A picture is worth a thousand words, a portrait could then speak a couple hundred more, and a portrait is exactly what the recent row surrounding Aligarh Muslim University is all about. The portrait of Muhammad Ali Jinnah is displayed in the AMU’s Student Union office. Jinnah was hardly a perfect man in personal and professional capacity. Far from it, he started the fire which led to the partition of India along religious lines. Jinnah, who enjoyed his cigars and wine, led the demands of the creation of a separate country for Muslims. He succeeded in getting what he wanted, a piece of land over which he could rule and nothing more. He didn’t care about religion, and being a learned lawyer he was a cunning politician. The blame for the loss of lives from both the Hindu and Muslim sides can be easily put on Jinnah along with the British. Jinnah’s greed for power led to him agitating his people into demanding for a separate state along religious lines. The irony of this ambition of his was that many Muslims chose to stay over in India, while many came to India from Pakistan after partition. Even Jinnah’s daughter, Dina, married an Indian Parsi and became Dina Wadia. She rejected the divisive policies of her father, choosing India over Jinnah’s Pakistan.
The recent row over AMU came to light when Aligarh’s Member of Parliament Satish Gautam wrote a letter to the Vice-Chancellor of AMU objecting to Jinnah’s portrait in the office of AMU student’s union. The response which came from Shafey Kidwai was shocking, to say the least, as the AMU spokesman defended the portrait. Shafey Kidwai said that the portrait had been hanging in the student’s union office for decades, adding that Jinnah was a founding member of the University court and had been granted lifelong membership of the union. Trying to justify Jinnah’s portrait, he also added that Mahatma Gandhi, C. Rajagopalachari, Sarojini Naidu and C.V. Raman, amongst others were the ones whose portraits were displayed in the AMU student’s union office.
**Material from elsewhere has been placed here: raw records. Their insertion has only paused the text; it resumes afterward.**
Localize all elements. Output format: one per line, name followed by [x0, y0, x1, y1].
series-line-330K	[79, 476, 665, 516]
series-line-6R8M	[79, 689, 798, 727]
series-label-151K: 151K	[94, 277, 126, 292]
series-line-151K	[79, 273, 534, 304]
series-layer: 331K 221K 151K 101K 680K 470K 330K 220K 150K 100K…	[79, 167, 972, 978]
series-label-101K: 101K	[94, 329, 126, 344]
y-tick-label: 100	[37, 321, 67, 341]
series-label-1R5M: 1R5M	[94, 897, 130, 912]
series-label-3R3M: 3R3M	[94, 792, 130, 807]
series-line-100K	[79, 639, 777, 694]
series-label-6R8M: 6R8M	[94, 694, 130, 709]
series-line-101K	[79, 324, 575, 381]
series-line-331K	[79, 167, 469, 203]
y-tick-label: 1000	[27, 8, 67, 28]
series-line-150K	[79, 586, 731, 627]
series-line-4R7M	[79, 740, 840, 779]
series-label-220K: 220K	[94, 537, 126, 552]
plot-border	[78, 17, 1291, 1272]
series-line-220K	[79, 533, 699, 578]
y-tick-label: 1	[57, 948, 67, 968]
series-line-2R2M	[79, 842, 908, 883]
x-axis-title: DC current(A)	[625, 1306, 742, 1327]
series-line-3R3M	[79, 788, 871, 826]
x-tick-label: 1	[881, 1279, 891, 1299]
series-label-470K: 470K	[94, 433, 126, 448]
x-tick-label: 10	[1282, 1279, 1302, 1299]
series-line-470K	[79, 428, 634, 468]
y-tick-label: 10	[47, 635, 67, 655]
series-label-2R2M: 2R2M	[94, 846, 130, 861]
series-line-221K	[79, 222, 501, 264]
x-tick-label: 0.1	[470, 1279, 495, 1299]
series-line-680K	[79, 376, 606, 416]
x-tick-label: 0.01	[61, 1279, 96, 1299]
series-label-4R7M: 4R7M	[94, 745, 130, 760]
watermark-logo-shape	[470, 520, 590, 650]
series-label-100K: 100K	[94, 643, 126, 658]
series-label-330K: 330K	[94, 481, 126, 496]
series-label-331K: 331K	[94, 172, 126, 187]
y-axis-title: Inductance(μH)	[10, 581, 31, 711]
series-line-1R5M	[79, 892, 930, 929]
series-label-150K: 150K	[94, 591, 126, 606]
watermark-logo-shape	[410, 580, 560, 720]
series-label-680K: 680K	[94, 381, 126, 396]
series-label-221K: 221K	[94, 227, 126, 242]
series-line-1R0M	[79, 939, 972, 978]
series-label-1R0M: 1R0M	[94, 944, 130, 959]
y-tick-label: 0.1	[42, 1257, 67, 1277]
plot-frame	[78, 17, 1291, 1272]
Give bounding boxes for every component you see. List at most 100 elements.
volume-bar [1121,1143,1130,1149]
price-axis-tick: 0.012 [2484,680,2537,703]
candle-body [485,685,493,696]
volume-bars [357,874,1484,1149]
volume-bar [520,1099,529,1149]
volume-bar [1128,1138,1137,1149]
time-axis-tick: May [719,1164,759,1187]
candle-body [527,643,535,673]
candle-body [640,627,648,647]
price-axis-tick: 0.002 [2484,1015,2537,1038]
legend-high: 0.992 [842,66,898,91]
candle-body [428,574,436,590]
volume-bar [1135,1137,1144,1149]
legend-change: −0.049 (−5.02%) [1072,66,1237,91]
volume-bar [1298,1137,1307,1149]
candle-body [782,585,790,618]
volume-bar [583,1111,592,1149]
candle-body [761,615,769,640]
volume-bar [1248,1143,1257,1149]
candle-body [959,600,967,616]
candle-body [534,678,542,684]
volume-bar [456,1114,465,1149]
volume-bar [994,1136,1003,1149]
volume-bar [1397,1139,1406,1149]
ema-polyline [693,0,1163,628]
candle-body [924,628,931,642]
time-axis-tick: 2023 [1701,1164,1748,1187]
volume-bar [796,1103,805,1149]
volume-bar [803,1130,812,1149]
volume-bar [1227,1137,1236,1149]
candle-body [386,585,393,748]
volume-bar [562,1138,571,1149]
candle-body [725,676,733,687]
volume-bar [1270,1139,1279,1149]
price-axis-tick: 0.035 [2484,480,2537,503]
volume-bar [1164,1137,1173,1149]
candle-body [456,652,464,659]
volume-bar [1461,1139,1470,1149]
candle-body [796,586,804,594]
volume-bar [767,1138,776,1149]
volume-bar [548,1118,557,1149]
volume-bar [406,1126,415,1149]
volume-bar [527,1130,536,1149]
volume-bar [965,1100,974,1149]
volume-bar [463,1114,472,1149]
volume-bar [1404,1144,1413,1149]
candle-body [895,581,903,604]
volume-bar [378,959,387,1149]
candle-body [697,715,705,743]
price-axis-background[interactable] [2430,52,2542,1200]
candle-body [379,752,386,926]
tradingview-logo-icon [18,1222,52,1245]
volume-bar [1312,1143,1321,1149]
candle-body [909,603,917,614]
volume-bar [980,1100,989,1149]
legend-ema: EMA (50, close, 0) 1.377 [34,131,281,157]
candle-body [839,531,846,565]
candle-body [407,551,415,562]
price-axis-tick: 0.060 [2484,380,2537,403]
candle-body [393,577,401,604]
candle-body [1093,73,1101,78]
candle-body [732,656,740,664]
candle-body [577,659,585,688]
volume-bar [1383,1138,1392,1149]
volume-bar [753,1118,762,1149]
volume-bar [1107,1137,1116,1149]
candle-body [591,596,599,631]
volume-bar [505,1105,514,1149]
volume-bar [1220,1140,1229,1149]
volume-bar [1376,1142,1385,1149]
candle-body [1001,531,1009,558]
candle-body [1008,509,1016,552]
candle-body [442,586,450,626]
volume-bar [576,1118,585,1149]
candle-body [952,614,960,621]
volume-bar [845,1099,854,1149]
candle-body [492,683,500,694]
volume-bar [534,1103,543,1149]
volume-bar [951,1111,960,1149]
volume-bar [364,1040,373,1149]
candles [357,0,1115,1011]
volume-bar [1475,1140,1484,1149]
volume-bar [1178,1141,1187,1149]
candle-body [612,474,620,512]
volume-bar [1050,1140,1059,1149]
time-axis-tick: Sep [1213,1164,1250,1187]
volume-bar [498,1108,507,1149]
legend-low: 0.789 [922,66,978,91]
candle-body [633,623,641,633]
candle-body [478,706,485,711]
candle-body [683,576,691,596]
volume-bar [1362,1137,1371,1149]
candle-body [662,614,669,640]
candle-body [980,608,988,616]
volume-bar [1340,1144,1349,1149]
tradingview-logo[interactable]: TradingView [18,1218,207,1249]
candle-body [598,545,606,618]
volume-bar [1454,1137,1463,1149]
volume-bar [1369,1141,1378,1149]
All these people had been awarded life membership by the AMU students body and it was a tradition to display the portraits of the life members.
In his eagerness to justify the portrait of Jinnah, the AMU spokesman forgot that Jinnah was the only name amongst Mahatma Gandhi to Sarojini Naidu who could be accused of mass murder and atrocities committed on people on such a large scale. No leader whose portrait hung in AMU could be accused of dividing society along religious lines other than Jinnah. It is a shame that the portrait of a leader who tore away chunks of India should be hung in the rooms of a university which is run by Indian tax payers’ money.
The apt response would be to take his portrait out and bury it somewhere far-off. Indian students should not grow up idolising a man who put the country through hell for his own greed. The decision taken by Indian Council for Cultural Relations (ICCR) in February 2018 to renovate and use Jinnah’s former residence in Mumbai for diplomatic events must be taken as a burning example. The ICCR decision came despite numerous frowns by the Pakistan government which wanted the house to be transferred to the Pakistani government. The property named South Court has been renovated and will be used for diplomatic purposes by the Indian government. The AMU students’ body along with the administration must take these things into account before it decides to display Jinnah’s portrait. The defence that it had been hanging unchallenged till date is an empty and ridiculous one, which makes one wonder what the Congress and other party leaders were doing all these years. Why did they not challenge the display of the portrait of a murderer in an illustrious educational institution? We have to wait in order to find out what the Congress says and what the AMU student body does on this matter.